Bangkok Post - July 11, 2004
Apiradee Treerutkuarkul
Tongchai Tavichachart, managing director of the Government Pharmaceutical Organisation (GPO), said the proposal had been sent to cabinet.
Compulsory licensing allows government drug agencies or private companies to override patents and produce low-cost, generic versions of a patented drug, while the patent holders are paid royalty fees. Prime Minister Thaksin Shinawatra has expressed interest in exploring the possibility of using it to improve access to treatment.
The GPO, which is under the Public Health Ministry, is looking at producing the two drugs - Kaletra and Effavirenz - which can cost patients about 17,000 baht per month
It now makes GPOVIR, a cocktail drug, which cost patients 1,200 baht per month.

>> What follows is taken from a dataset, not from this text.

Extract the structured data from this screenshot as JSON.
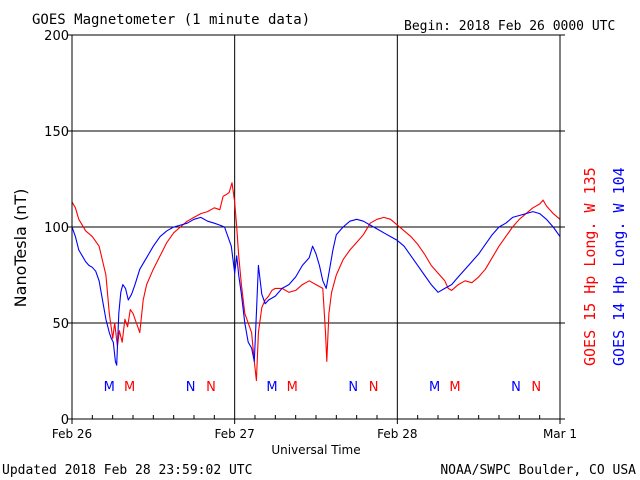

If approved, the agency could produce generic versions of those drugs, and cut 80% from their costs by using compulsory licensing, said Dr Tongchai.
Patients suffering side-effects from GPOVIR would not have to spend more on the imported patented drugs, he said.
A new drug is also important for patients taking GPOVIR because they could face drug resistance after a few years. Somyos Kittimankong, the Disease Control Department's Aids Division chief, however, said the government should prepare a budget of up to 40 billion baht for importing drugs to help Aids patients.
Meanwhile, the World Health Organisation plans to bring a team of experts in September to study Thailand's progress in curbing HIV and to press ahead with its "3 by 5" programme - a project to increase access to anti-retroviral drug treatment to three million people living with Aids by 2005.
Only 440,000 patients are now getting the treatment, but Jack Chow, the WHO assistant director-general on HIV/Aids, Tuberculosis and Malaria, is still optimistic, saying progress has been made.